Per carità sono fatti tuoi e pure dolorosi.
Mi dispiace per te.
Come dice Moni, non so neanche perché ti è venuto in mente di parlarne qui.
Significa che tu ti giudichi traditrice, nonostante la situazione. Forse cercavi assoluzioni.
Ma nonostante il termine confessionale, qui di preti non ce ne sono.
Assolviti da sola. Tu sai cosa vivi.
Poi ognuno ha anche una percezione personale del trascorrere del tempo.
Ho fatto l’esempio di mio padre che è stato malissimo due anni.

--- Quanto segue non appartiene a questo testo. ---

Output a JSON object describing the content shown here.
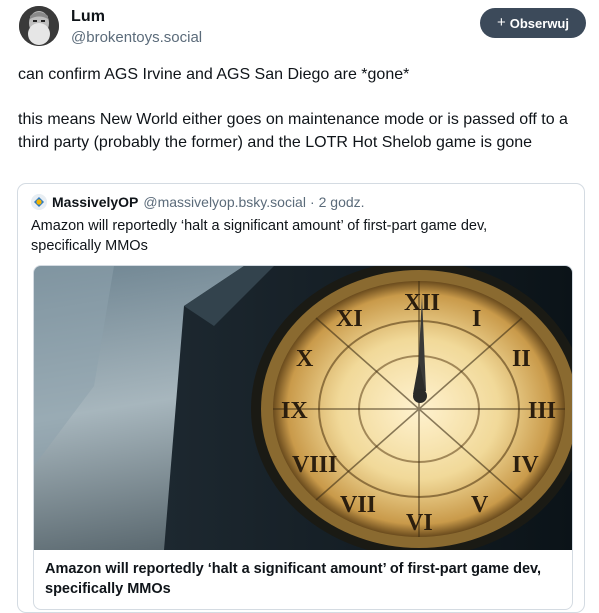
{
  "post": {
    "author": {
      "display_name": "Lum",
      "handle": "@brokentoys.social"
    },
    "follow_button": {
      "plus": "+",
      "label": "Obserwuj"
    },
    "text_line_1": "can confirm AGS Irvine and AGS San Diego are *gone*",
    "text_line_2": "this means New World either goes on maintenance mode or is passed off to a third party (probably the former) and the LOTR Hot Shelob game is gone"
  },
  "quote": {
    "author_name": "MassivelyOP",
    "author_handle": "@massivelyop.bsky.social",
    "separator": "·",
    "time": "2 godz.",
    "text": "Amazon will reportedly ‘halt a significant amount’ of first-part game dev, specifically MMOs",
    "embed": {
      "title": "Amazon will reportedly ‘halt a significant amount’ of first-part game dev, specifically MMOs",
      "image": "clock-tower-image"
    }
  },
  "icons": {
    "avatar": "bearded-man-avatar",
    "quote_avatar": "massivelyop-logo-icon"
  }
}
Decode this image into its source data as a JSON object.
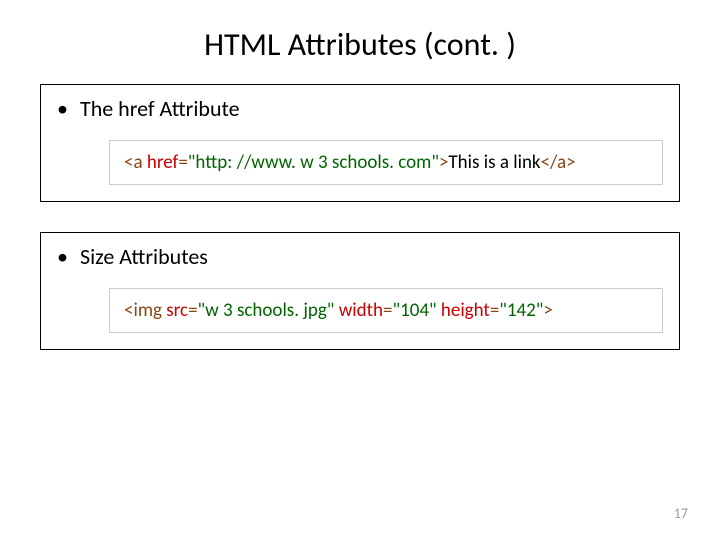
{
  "title": "HTML Attributes (cont. )",
  "section1": {
    "bullet": "•",
    "heading": "The href Attribute",
    "code": {
      "open_bracket": "<",
      "tag_a": "a",
      "space1": " ",
      "attr_href": "href",
      "eq1": "=",
      "val_href": "\"http: //www. w 3 schools. com\"",
      "close_bracket1": ">",
      "link_text": "This is a link",
      "open_bracket2": "</",
      "tag_a2": "a",
      "close_bracket2": ">"
    }
  },
  "section2": {
    "bullet": "•",
    "heading": "Size Attributes",
    "code": {
      "open_bracket": "<",
      "tag_img": "img",
      "space1": " ",
      "attr_src": "src",
      "eq1": "=",
      "val_src": "\"w 3 schools. jpg\"",
      "space2": " ",
      "attr_width": "width",
      "eq2": "=",
      "val_width": "\"104\"",
      "space3": " ",
      "attr_height": "height",
      "eq3": "=",
      "val_height": "\"142\"",
      "close_bracket": ">"
    }
  },
  "page_number": "17"
}
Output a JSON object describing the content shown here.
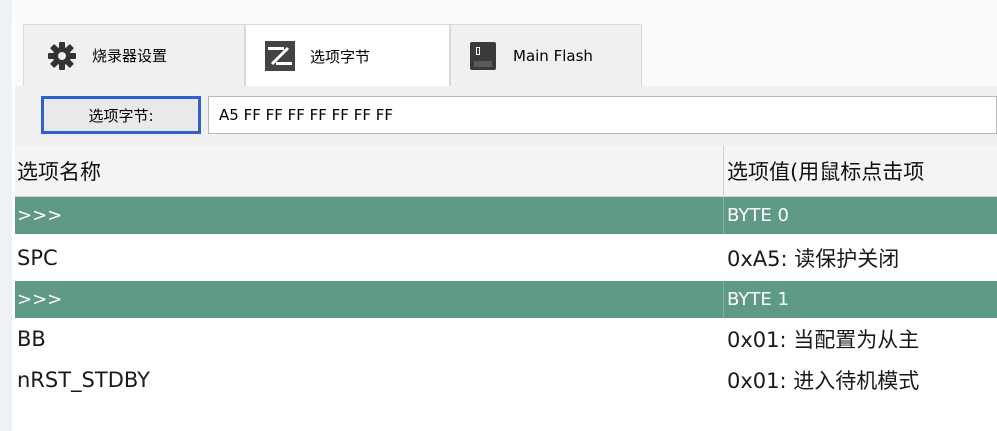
{
  "tabs": [
    {
      "label": "烧录器设置",
      "icon": "gear-icon"
    },
    {
      "label": "选项字节",
      "icon": "option-bytes-icon"
    },
    {
      "label": "Main Flash",
      "icon": "flash-chip-icon"
    }
  ],
  "option_bytes": {
    "button_label": "选项字节:",
    "value": "A5 FF FF FF FF FF FF FF"
  },
  "table": {
    "columns": [
      "选项名称",
      "选项值(用鼠标点击项"
    ],
    "rows": [
      {
        "name": ">>>",
        "value": "BYTE 0",
        "type": "group"
      },
      {
        "name": "SPC",
        "value": "0xA5: 读保护关闭",
        "type": "item"
      },
      {
        "name": ">>>",
        "value": "BYTE 1",
        "type": "group"
      },
      {
        "name": "BB",
        "value": "0x01: 当配置为从主",
        "type": "item"
      },
      {
        "name": "nRST_STDBY",
        "value": "0x01: 进入待机模式",
        "type": "item"
      }
    ]
  },
  "colors": {
    "group_row": "#5f9a86",
    "focus_border": "#2f5fd0"
  }
}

In quei due anni, da figlia e senza figli, già occuparmi di lui, da figlia perché c’era anche mia madre, e lavorare part time mi riempiva il tempo che, purtroppo, è volato.
Non mi sarei sognata di dire che non faceva il padre perché non si reggeva in piedi.
Uno non smette mai di essere padre ma può non essere più in grado di esserlo
Mio papà in questo momento sta male, spero che il non essere presente mentalmente sia un fattore temporaneo, in questo momento non può fare il padre, continua a esserlo, ma non posso contare in nessun modo su di lui, nemmeno per una conversazione o per dirgli che il nipote va a pescare come piaceva tanto fare a lui.
Sul resto continui a mettere sullo stesso piano (padre e marito) due situazioni che non possono esserlo.